Depuis le bastingage, par-delà la bordure de haies, d’arbres et de ronces, c’est une étendue de champs que les marins distinguent : l’extrémité de l’Hélice à Grain, la longue spirale de terres arables qui alimente la grand-ville. On aperçoit des hommes et des femmes parmi les cultures – ou labourant la terre noire, brûlant le chaume, selon la saison. Entre deux champs, sur les canaux que cache la berge terreuse et végétale, teuf-teufent étrangement des péniches. Avalantes, entre la métropole et les domaines, elles apportent sans fin à cette campagne produits chymiques et combustible, produits de luxe, pierre et ciment. Lorsqu’elles remontent vers la cité en longeant les hectares de champs parsemés de hameaux, de moulins et de vastes demeures, c’est chargées d’innombrables sacs de grain et de viande.
Ce trafic ne s’interrompt jamais. Nouvelle-Crobuzon est insatiable.
La rive nord du Bitume est plus sauvage.
C’est une longue étendue de broussaille et de marigots qui s’étire sur plus de cent trente kilomètres, jusqu’à être tout à fait recouverte par les contreforts et les montagnes basses qui rampent dans sa direction. Enserrée entre le fleuve, ces montagnes et la mer, cette steppe est un lieu vide. S’il y existe d’autres habitants que les oiseaux, ils demeurent invisibles.
Bellis Frédevin a effectué le passage vers l’est à bord d’un bateau en partance au cours du dernier trimestre de l’année, une période de pluies perpétuelles. Les champs qu’elle a vus n’étaient que boue glacée. Les arbres à demi dénudés ruisselaient. Leurs silhouettes paraissaient reliées par du liquide aux nuages.

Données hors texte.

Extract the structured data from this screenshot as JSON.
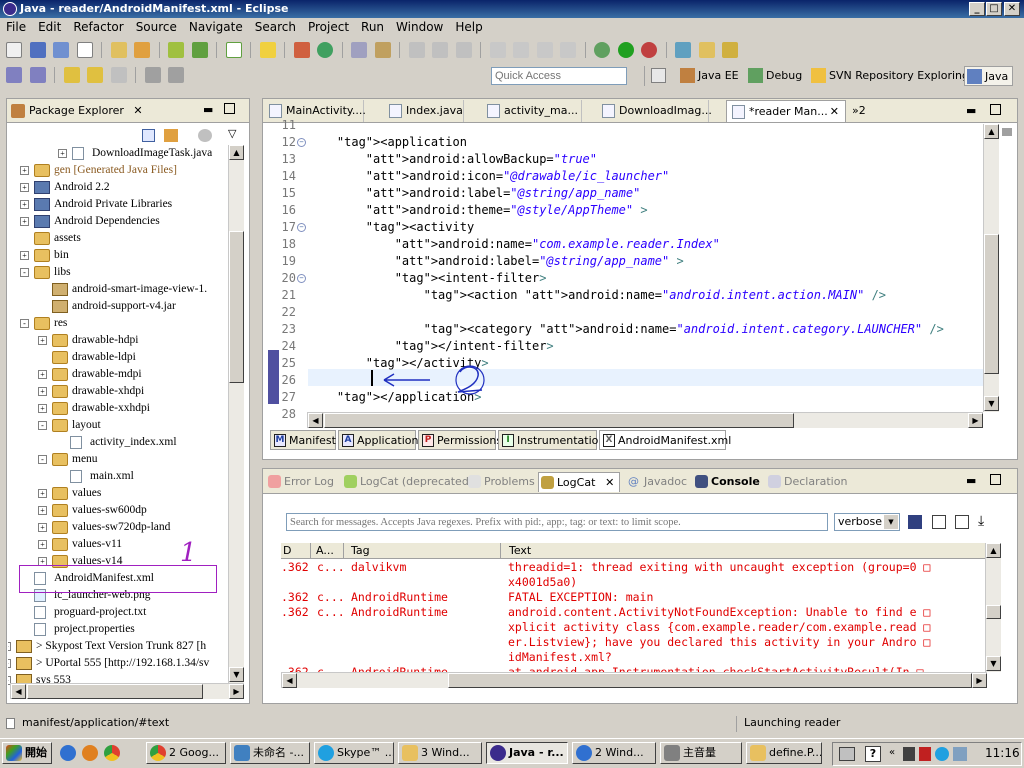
{
  "window": {
    "title": "Java - reader/AndroidManifest.xml - Eclipse",
    "min": "_",
    "max": "□",
    "close": "✕"
  },
  "menu": [
    "File",
    "Edit",
    "Refactor",
    "Source",
    "Navigate",
    "Search",
    "Project",
    "Run",
    "Window",
    "Help"
  ],
  "quick_access": {
    "placeholder": "Quick Access"
  },
  "perspectives": [
    {
      "label": "Java EE"
    },
    {
      "label": "Debug"
    },
    {
      "label": "SVN Repository Exploring"
    },
    {
      "label": "Java"
    }
  ],
  "package_explorer": {
    "tab": "Package Explorer",
    "items": [
      {
        "text": "DownloadImageTask.java",
        "exp": "+"
      },
      {
        "text": "gen [Generated Java Files]",
        "exp": "+"
      },
      {
        "text": "Android 2.2",
        "exp": "+"
      },
      {
        "text": "Android Private Libraries",
        "exp": "+"
      },
      {
        "text": "Android Dependencies",
        "exp": "+"
      },
      {
        "text": "assets",
        "exp": ""
      },
      {
        "text": "bin",
        "exp": "+"
      },
      {
        "text": "libs",
        "exp": "-"
      },
      {
        "text": "android-smart-image-view-1.",
        "exp": ""
      },
      {
        "text": "android-support-v4.jar",
        "exp": ""
      },
      {
        "text": "res",
        "exp": "-"
      },
      {
        "text": "drawable-hdpi",
        "exp": "+"
      },
      {
        "text": "drawable-ldpi",
        "exp": ""
      },
      {
        "text": "drawable-mdpi",
        "exp": "+"
      },
      {
        "text": "drawable-xhdpi",
        "exp": "+"
      },
      {
        "text": "drawable-xxhdpi",
        "exp": "+"
      },
      {
        "text": "layout",
        "exp": "-"
      },
      {
        "text": "activity_index.xml",
        "exp": ""
      },
      {
        "text": "menu",
        "exp": "-"
      },
      {
        "text": "main.xml",
        "exp": ""
      },
      {
        "text": "values",
        "exp": "+"
      },
      {
        "text": "values-sw600dp",
        "exp": "+"
      },
      {
        "text": "values-sw720dp-land",
        "exp": "+"
      },
      {
        "text": "values-v11",
        "exp": "+"
      },
      {
        "text": "values-v14",
        "exp": "+"
      },
      {
        "text": "AndroidManifest.xml",
        "exp": ""
      },
      {
        "text": "ic_launcher-web.png",
        "exp": ""
      },
      {
        "text": "proguard-project.txt",
        "exp": ""
      },
      {
        "text": "project.properties",
        "exp": ""
      },
      {
        "text": "> Skypost Text Version Trunk 827 [h",
        "exp": "+"
      },
      {
        "text": "> UPortal 555 [http://192.168.1.34/sv",
        "exp": "+"
      },
      {
        "text": "sys 553",
        "exp": "+"
      }
    ]
  },
  "editor_tabs": [
    "MainActivity....",
    "Index.java",
    "activity_ma...",
    "DownloadImag...",
    "*reader Man...",
    "»2"
  ],
  "code": {
    "line_numbers": [
      "11",
      "12",
      "13",
      "14",
      "15",
      "16",
      "17",
      "18",
      "19",
      "20",
      "21",
      "22",
      "23",
      "24",
      "25",
      "26",
      "27",
      "28"
    ],
    "lines": [
      "",
      "    <application",
      "        android:allowBackup=\"true\"",
      "        android:icon=\"@drawable/ic_launcher\"",
      "        android:label=\"@string/app_name\"",
      "        android:theme=\"@style/AppTheme\" >",
      "        <activity",
      "            android:name=\"com.example.reader.Index\"",
      "            android:label=\"@string/app_name\" >",
      "            <intent-filter>",
      "                <action android:name=\"android.intent.action.MAIN\" />",
      "",
      "                <category android:name=\"android.intent.category.LAUNCHER\" />",
      "            </intent-filter>",
      "        </activity>",
      "        ",
      "    </application>",
      ""
    ]
  },
  "manifest_tabs": [
    "Manifest",
    "Application",
    "Permissions",
    "Instrumentation",
    "AndroidManifest.xml"
  ],
  "bottom_tabs": [
    "Error Log",
    "LogCat (deprecated)",
    "Problems",
    "LogCat",
    "Javadoc",
    "Console",
    "Declaration"
  ],
  "logcat": {
    "search_placeholder": "Search for messages. Accepts Java regexes. Prefix with pid:, app:, tag: or text: to limit scope.",
    "level": "verbose",
    "columns": [
      "D",
      "A...",
      "Tag",
      "Text"
    ],
    "rows": [
      {
        "time": ".362",
        "app": "c...",
        "tag": "dalvikvm",
        "text": "threadid=1: thread exiting with uncaught exception (group=0 □"
      },
      {
        "time": "",
        "app": "",
        "tag": "",
        "text": "x4001d5a0)"
      },
      {
        "time": ".362",
        "app": "c...",
        "tag": "AndroidRuntime",
        "text": "FATAL EXCEPTION: main"
      },
      {
        "time": ".362",
        "app": "c...",
        "tag": "AndroidRuntime",
        "text": "android.content.ActivityNotFoundException: Unable to find e □"
      },
      {
        "time": "",
        "app": "",
        "tag": "",
        "text": "xplicit activity class {com.example.reader/com.example.read □"
      },
      {
        "time": "",
        "app": "",
        "tag": "",
        "text": "er.Listview}; have you declared this activity in your Andro □"
      },
      {
        "time": "",
        "app": "",
        "tag": "",
        "text": "idManifest.xml?"
      },
      {
        "time": ".362",
        "app": "c...",
        "tag": "AndroidRuntime",
        "text": "at android.app.Instrumentation.checkStartActivityResult(In □"
      }
    ]
  },
  "status": {
    "left": "manifest/application/#text",
    "right": "Launching reader"
  },
  "taskbar": {
    "start": "開始",
    "tasks": [
      "2 Goog...",
      "未命名 -...",
      "Skype™ ...",
      "3 Wind...",
      "Java - r...",
      "2 Wind...",
      "主音量",
      "define.P..."
    ],
    "clock": "11:16"
  },
  "annotations": {
    "one": "1",
    "two": "2"
  }
}
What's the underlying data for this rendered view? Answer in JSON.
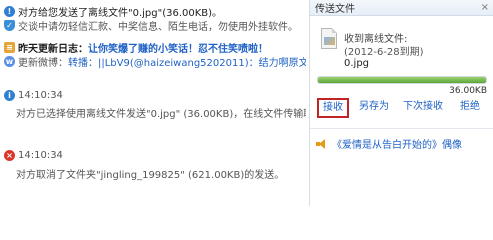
{
  "chat": {
    "line1": {
      "text": "对方给您发送了离线文件\"0.jpg\"(36.00KB)。",
      "icon": "notice-icon"
    },
    "line2": {
      "text": "交谈中请勿轻信汇款、中奖信息、陌生电话，勿使用外挂软件。",
      "icon": "shield-icon"
    },
    "line3": {
      "prefix": "昨天更新日志：",
      "link": "让你笑爆了赚的小笑话！忍不住笑喷啦！",
      "icon": "log-icon"
    },
    "line4": {
      "prefix": "更新微博：",
      "text": "转播：||LbV9(@haizeiwang5202011)：结力啊原文 搞笑图...",
      "icon": "weibo-icon"
    },
    "line5": {
      "time": "14:10:34",
      "text": "对方已选择使用离线文件发送\"0.jpg\" (36.00KB)，在线文件传输取消。",
      "icon": "info-icon"
    },
    "line6": {
      "time": "14:10:34",
      "text": "对方取消了文件夹\"jingling_199825\" (621.00KB)的发送。",
      "icon": "error-icon"
    }
  },
  "side": {
    "title": "传送文件",
    "close": "×",
    "file": {
      "status": "收到离线文件:",
      "date": "(2012-6-28到期)",
      "name": "0.jpg",
      "size": "36.00KB",
      "progress": 1.0
    },
    "actions": {
      "receive": "接收",
      "save_as": "另存为",
      "later": "下次接收",
      "reject": "拒绝"
    },
    "song": "《爱情是从告白开始的》偶像"
  }
}
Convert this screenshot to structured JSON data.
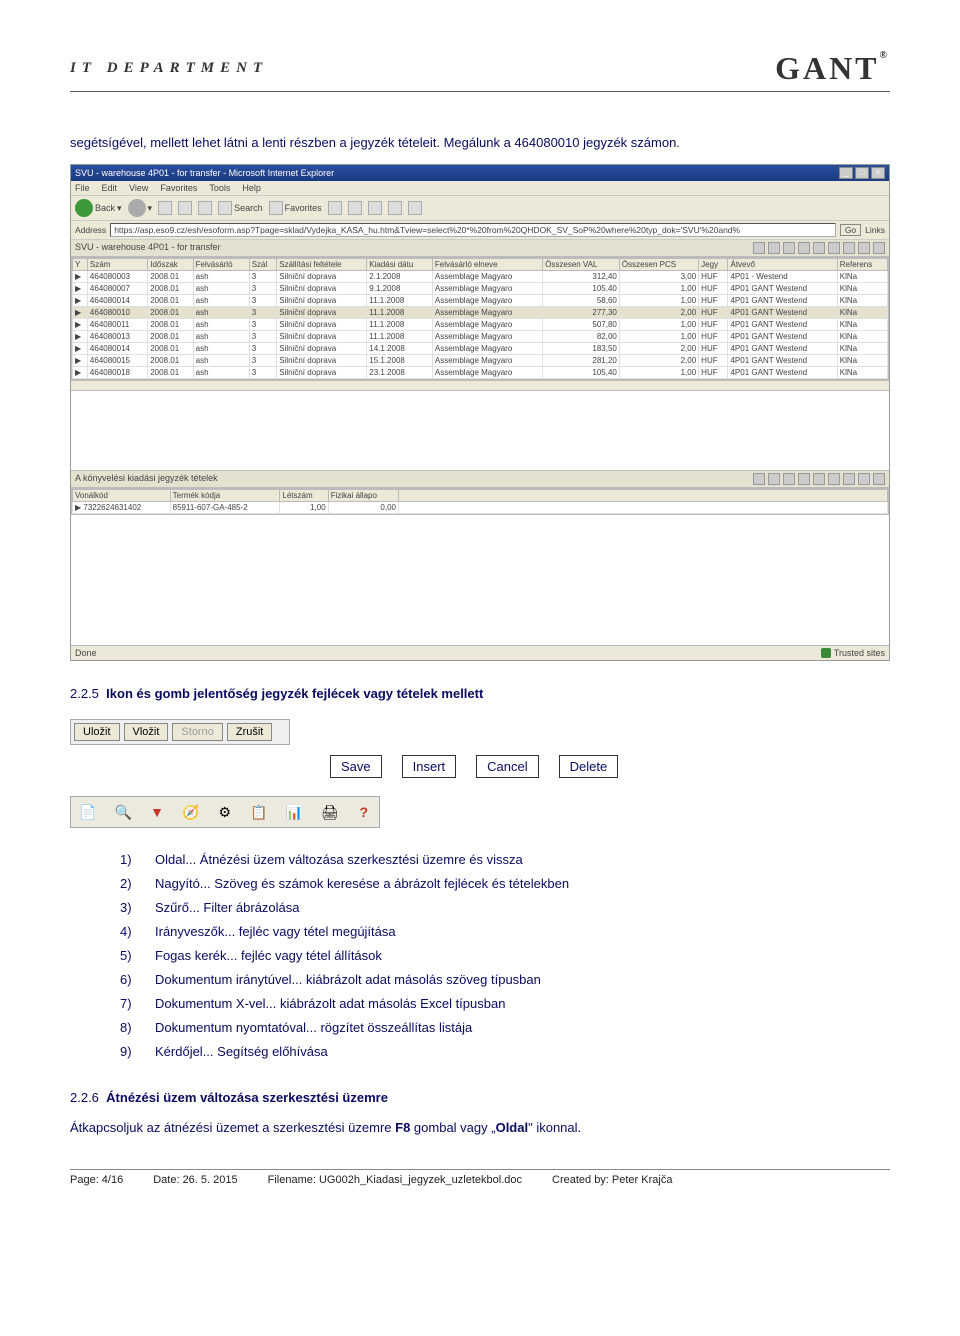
{
  "header": {
    "left": "IT DEPARTMENT",
    "right": "GANT"
  },
  "intro": "segétsígével, mellett lehet látni a lenti részben a jegyzék tételeit. Megálunk a 464080010 jegyzék számon.",
  "ie": {
    "title": "SVU - warehouse 4P01 - for transfer - Microsoft Internet Explorer",
    "menu": [
      "File",
      "Edit",
      "View",
      "Favorites",
      "Tools",
      "Help"
    ],
    "toolbar": {
      "back": "Back",
      "search": "Search",
      "favorites": "Favorites"
    },
    "addressLabel": "Address",
    "addressValue": "https://asp.eso9.cz/esh/esoform.asp?Tpage=sklad/Vydejka_KASA_hu.htm&Tview=select%20*%20from%20QHDOK_SV_SoP%20where%20typ_dok='SVU'%20and%",
    "go": "Go",
    "links": "Links",
    "subTitle": "SVU - warehouse 4P01 - for transfer",
    "status": {
      "done": "Done",
      "trusted": "Trusted sites"
    }
  },
  "gridHeaders": [
    "Y",
    "Szám",
    "Időszak",
    "Felvásárló",
    "Szál",
    "Szállítási feltétele",
    "Kiadási dátu",
    "Felvásárló elneve",
    "Összesen VAL",
    "Összesen PCS",
    "Jegy",
    "Átvevő",
    "Referens"
  ],
  "gridRows": [
    {
      "szam": "464080003",
      "idoszak": "2008.01",
      "felv": "ash",
      "szal": "3",
      "felt": "Silniční doprava",
      "datum": "2.1.2008",
      "elnev": "Assemblage Magyaro",
      "val": "312,40",
      "pcs": "3,00",
      "jegy": "HUF",
      "atvevo": "4P01 - Westend",
      "ref": "KlNa"
    },
    {
      "szam": "464080007",
      "idoszak": "2008.01",
      "felv": "ash",
      "szal": "3",
      "felt": "Silniční doprava",
      "datum": "9.1.2008",
      "elnev": "Assemblage Magyaro",
      "val": "105,40",
      "pcs": "1,00",
      "jegy": "HUF",
      "atvevo": "4P01 GANT Westend",
      "ref": "KlNa"
    },
    {
      "szam": "464080014",
      "idoszak": "2008.01",
      "felv": "ash",
      "szal": "3",
      "felt": "Silniční doprava",
      "datum": "11.1.2008",
      "elnev": "Assemblage Magyaro",
      "val": "58,60",
      "pcs": "1,00",
      "jegy": "HUF",
      "atvevo": "4P01 GANT Westend",
      "ref": "KlNa"
    },
    {
      "szam": "464080010",
      "idoszak": "2008.01",
      "felv": "ash",
      "szal": "3",
      "felt": "Silniční doprava",
      "datum": "11.1.2008",
      "elnev": "Assemblage Magyaro",
      "val": "277,30",
      "pcs": "2,00",
      "jegy": "HUF",
      "atvevo": "4P01 GANT Westend",
      "ref": "KlNa",
      "sel": true
    },
    {
      "szam": "464080011",
      "idoszak": "2008.01",
      "felv": "ash",
      "szal": "3",
      "felt": "Silniční doprava",
      "datum": "11.1.2008",
      "elnev": "Assemblage Magyaro",
      "val": "507,80",
      "pcs": "1,00",
      "jegy": "HUF",
      "atvevo": "4P01 GANT Westend",
      "ref": "KlNa"
    },
    {
      "szam": "464080013",
      "idoszak": "2008.01",
      "felv": "ash",
      "szal": "3",
      "felt": "Silniční doprava",
      "datum": "11.1.2008",
      "elnev": "Assemblage Magyaro",
      "val": "82,00",
      "pcs": "1,00",
      "jegy": "HUF",
      "atvevo": "4P01 GANT Westend",
      "ref": "KlNa"
    },
    {
      "szam": "464080014",
      "idoszak": "2008.01",
      "felv": "ash",
      "szal": "3",
      "felt": "Silniční doprava",
      "datum": "14.1.2008",
      "elnev": "Assemblage Magyaro",
      "val": "183,50",
      "pcs": "2,00",
      "jegy": "HUF",
      "atvevo": "4P01 GANT Westend",
      "ref": "KlNa"
    },
    {
      "szam": "464080015",
      "idoszak": "2008.01",
      "felv": "ash",
      "szal": "3",
      "felt": "Silniční doprava",
      "datum": "15.1.2008",
      "elnev": "Assemblage Magyaro",
      "val": "281,20",
      "pcs": "2,00",
      "jegy": "HUF",
      "atvevo": "4P01 GANT Westend",
      "ref": "KlNa"
    },
    {
      "szam": "464080018",
      "idoszak": "2008.01",
      "felv": "ash",
      "szal": "3",
      "felt": "Silniční doprava",
      "datum": "23.1.2008",
      "elnev": "Assemblage Magyaro",
      "val": "105,40",
      "pcs": "1,00",
      "jegy": "HUF",
      "atvevo": "4P01 GANT Westend",
      "ref": "KlNa"
    }
  ],
  "detailTitle": "A könyvelési kiadási jegyzék tételek",
  "detailHeaders": [
    "Vonálkód",
    "Termék kódja",
    "Létszám",
    "Fizikai állapo"
  ],
  "detailRow": {
    "vonalkod": "7322624631402",
    "termek": "85911-607-GA-485-2",
    "letszam": "1,00",
    "fizikai": "0,00"
  },
  "sec225": {
    "num": "2.2.5",
    "title": "Ikon és gomb jelentőség jegyzék fejlécek vagy tételek mellett"
  },
  "czButtons": [
    "Uložit",
    "Vložit",
    "Storno",
    "Zrušit"
  ],
  "enLabels": [
    "Save",
    "Insert",
    "Cancel",
    "Delete"
  ],
  "list": [
    {
      "n": "1)",
      "t": "Oldal... Átnézési üzem változása szerkesztési üzemre és vissza"
    },
    {
      "n": "2)",
      "t": "Nagyító... Szöveg és számok keresése a ábrázolt fejlécek és tételekben"
    },
    {
      "n": "3)",
      "t": "Szűrő... Filter ábrázolása"
    },
    {
      "n": "4)",
      "t": "Irányveszők... fejléc vagy tétel megújítása"
    },
    {
      "n": "5)",
      "t": "Fogas kerék... fejléc vagy tétel állítások"
    },
    {
      "n": "6)",
      "t": "Dokumentum iránytúvel... kiábrázolt adat másolás szöveg típusban"
    },
    {
      "n": "7)",
      "t": "Dokumentum X-vel... kiábrázolt adat másolás Excel típusban"
    },
    {
      "n": "8)",
      "t": "Dokumentum nyomtatóval... rögzítet összeállítas listája"
    },
    {
      "n": "9)",
      "t": "Kérdőjel... Segítség előhívása"
    }
  ],
  "sec226": {
    "num": "2.2.6",
    "title": "Átnézési üzem változása szerkesztési üzemre",
    "body": "Átkapcsoljuk az átnézési üzemet a szerkesztési üzemre F8 gombal vagy „Oldal\" ikonnal."
  },
  "footer": {
    "page": "Page: 4/16",
    "date": "Date: 26. 5. 2015",
    "file": "Filename: UG002h_Kiadasi_jegyzek_uzletekbol.doc",
    "created": "Created by: Peter Krajča"
  }
}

Par la suite, en repensant à cette époque atroce, elle sera secouée par la précision des souvenirs. Elle se remémorera la formation du vol d’oies passé en jasant au-dessus du navire ; la puanteur de la sève, celle de la terre ; la nuance d’ardoise du ciel. Elle se rappellera avoir cherché les haies du regard sans en voir aucune. Rien que des maisons trapues aux volets tirés contre le mauvais temps, des écheveaux de fumée de bois dans l’atmosphère détrempée.
Rien que le mouvement étouffé de la végétation dans le vent.
Debout sur le pont, enveloppée dans son châle, ouvrant l’œil, tendant l’oreille, guettant des pêcheurs, des jeux d’enfants ou quelqu’un qui cultive l’un des méchants potagers qui défilaient devant elle. Les seuls bruits étaient ceux des oiseaux sauvages. Les seules formes d’allure humaine, des épouvantails – aux traits rudimentaires impassibles.
Ce voyage n’a pas été long, mais son souvenir l’a pénétrée telle une infection.
Elle avait l’impression d’être reliée par le temps à la ville derrière elle : les minutes se tendaientà mesure qu’elle s’éloignait, ralentissaient plus loin elle allait, faisant traîner sa courte croisière.
Et puis ce fil-là a claqué, et elle s’est retrouvée catapultée dans l’ici, le maintenant ; seule, loin de chez elle.
Beaucoup plus tard, une fois à des kilomètres de tout ce qu’elle a connu à l’époque, Bellis s’éveillera étonnée de ne pas rêver de sa ville véritable – celle qui fut son foyer pendant plus de quarante ans. Eh bien non, ses songes porteront sur cette courte longueur de fleuve, sur ce couloir de campagne battue par les intempéries qui l’a environnée moins d’une demi-journée.